Podem tirar a rapariga da farmácia, mas não podem tirar a farmácia da rapariga. Salvo seja…

Em Letras Pequeninas

Podem tirar a rapariga da farmácia, mas não podem tirar a farmácia da rapariga. Salvo seja…

29 de Dezembro, 2025

Best of Em Letras Pequeninas - Edição 2025

Inês R.

Um apanhado dos melhores textos do ano (segundo a própria).

Porque quem tem vergonha passa mal, aqui segue uma auto-promoçãozita descarada em jeito de vale a pena ler de novo.

É Uma Casa Portuguesa, Com Certeza - Não venham ao engano, que isto não é sobre Fado. 

Teorias da Conspiração - Um Best Of - Quando a inspiração surge daqueles cantos estranhos da Internet.

Pancadinhas de Amor - E isto não é sobre sexo.

Petição "Pelo Direito de Acesso ao Cinema em Portugal" - O título é, suficientemente, claro, não?

Porque inventa uma mulher um namorado? - Não perguntei a todas, mas acho que a maioria concordará.

A Poesia Enquanto Life Skill - Em tempo de ChatGPT, quem lê um livro é rei.

Escorpião, com ascendente em lógica - E pouca paciência para bruxos.

Não passarão! - Ou talvez passem, mas, se depender de mim, não serão todos.

Achas que és boa pessoa? - Eu só estou a fazer a pergunta. Não matem a mensageira.

Uma questão de respeito - Do que é pedido e do que é oferecido.

Correlação não implica causalidade - Sobre comprimidos para a febre Americanos.

Se o sapato de vela servir... - Dicas de moda para a estação eleitoral.

Homem destrói feminismo em onze palavras - Ou, então, não. Fica ao vosso critério.

Obrigada a quem acompanhou o blogue durante este 2025!

22 de Dezembro, 2025

Um Conto de Natal Português

Inês R.

E se Portugal recebesse a visita do fantasma do Natal futuro? 

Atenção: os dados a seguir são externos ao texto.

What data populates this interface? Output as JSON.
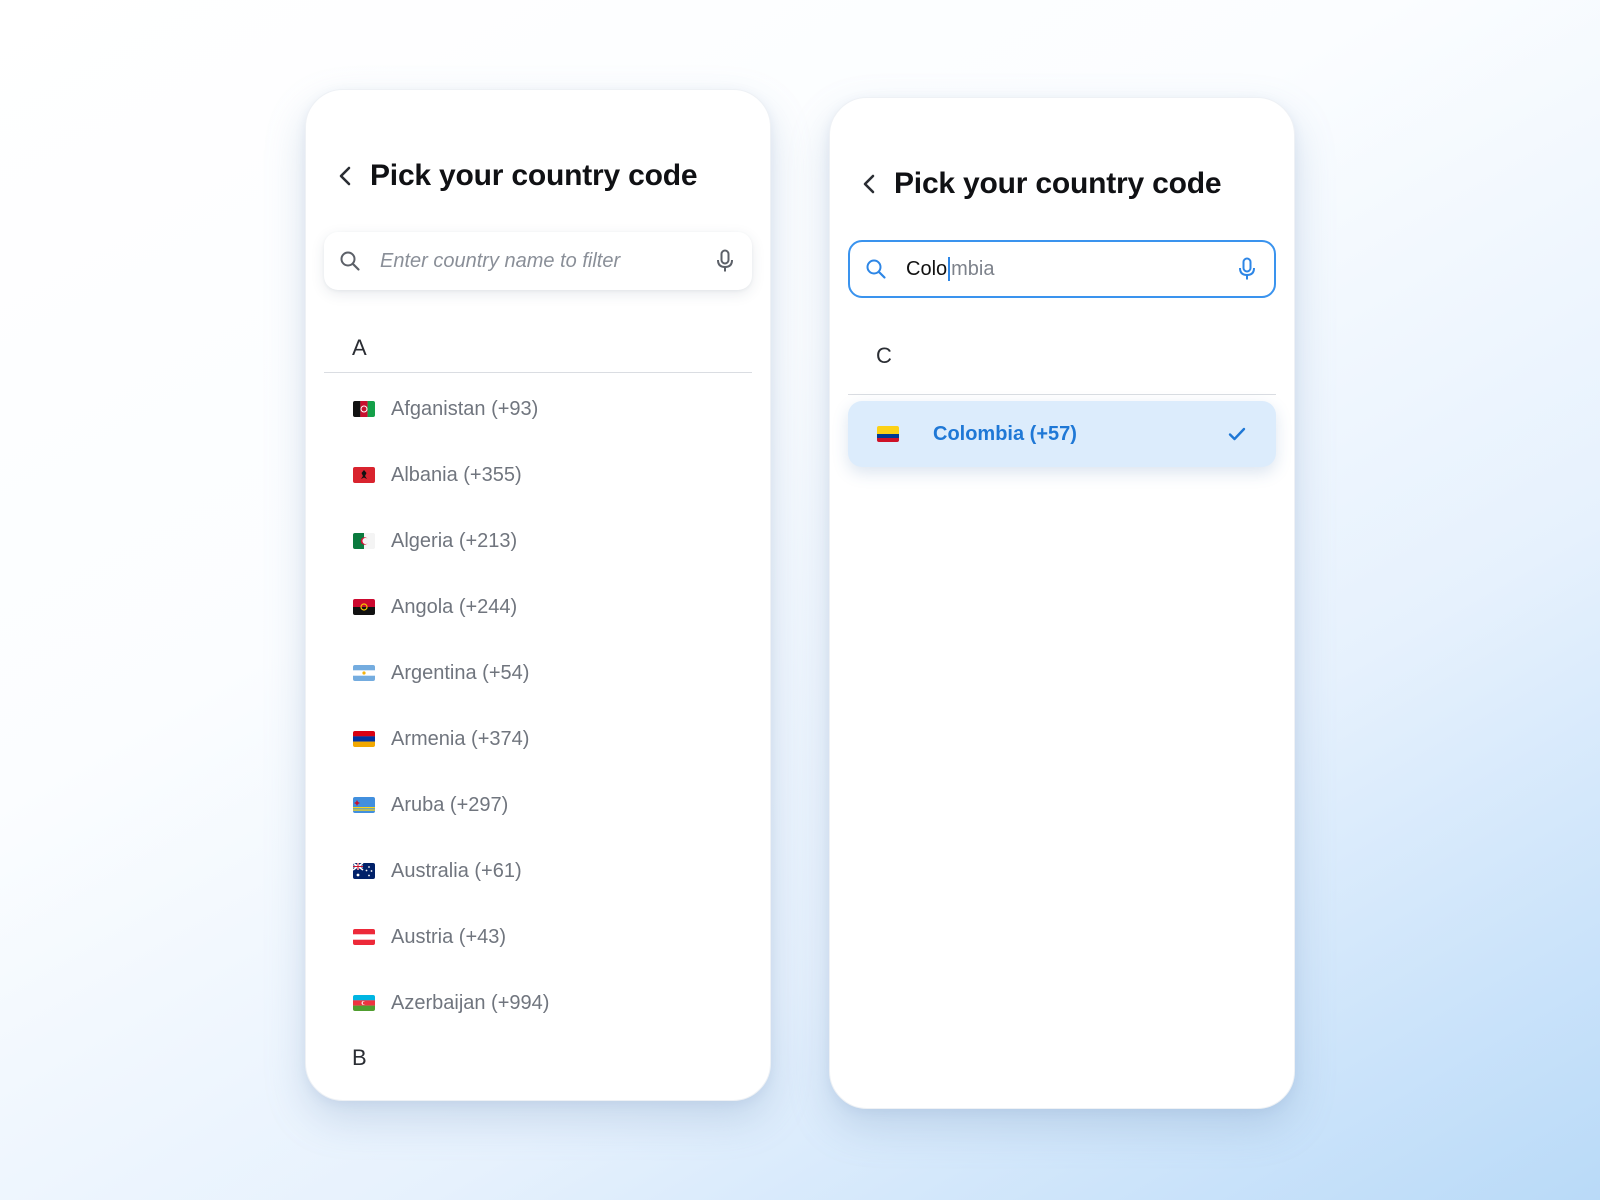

Começar ali pelo SNS e mostrar um país onde, finalmente, o acesso gratuito aos cuidados de saúde deixou de ser abusado; por estrangeiros, estróinas, viciados, desempregados, velhos, enfim, indivíduos que não contribuem para a sociedade de bem, composta por malta com empregos fixos, que consegue pagar um bom seguro de saúde e respetivos custos extra, em caso de patologias não cobertas pela apólice. Uma seleção menos natural, se quiserem.

Depois passar por um típico lar português, onde o marido trabalha para sustentar a casa e a esposa cuida do lar e da família com amor e dedicação. Até porque ele perde a cabeça facilmente e os miúdos não precisam de a ver com um olho negro. Outra vez. Mas a vida está cara e o Benfica não foi campeão, e ele nunca aprendeu a lidar com os seus próprios sentimentos e ela dá-lhe um desconto, porque as coisas são mesmo assim. Cada um tem a sua cruz para carregar.

E, se houver tempo, visitar uma escola - ali pelas nove e meia, para não interromper a oração da manhã - e conhecer o novo currículo através dos livros, perdão, folhetos escolares selecionados para os alunos que queiram ser mecânicos, eletricistas ou canalizadores. Das restantes tarefas, as que não são realizadas por IA são obra do diabo e ninguém precisa de saber física avançada para assar um frango ou de psicologia para criar um filho. Se abrires a mente demasiado, o cérebro pode-te cair.

Será que os nossos Scrooges apanhariam um cagaço de endireitar qualquer saudosista do Estado Novo? Ou será que olhariam para o cenário acima como quem vislumbra o paraíso na terra?

15 de Dezembro, 2025

Achas que sabes Natalar?

Inês R.

Com as festas à porta, é importante perceber se tens tudo sob controlo ou se já deste entrada naquela espiral de auto-destruição que só termina no dia 26. Segue uma pequena ajuda.

1 - O jantar da consoada vai acontecer em tua casa. Tu...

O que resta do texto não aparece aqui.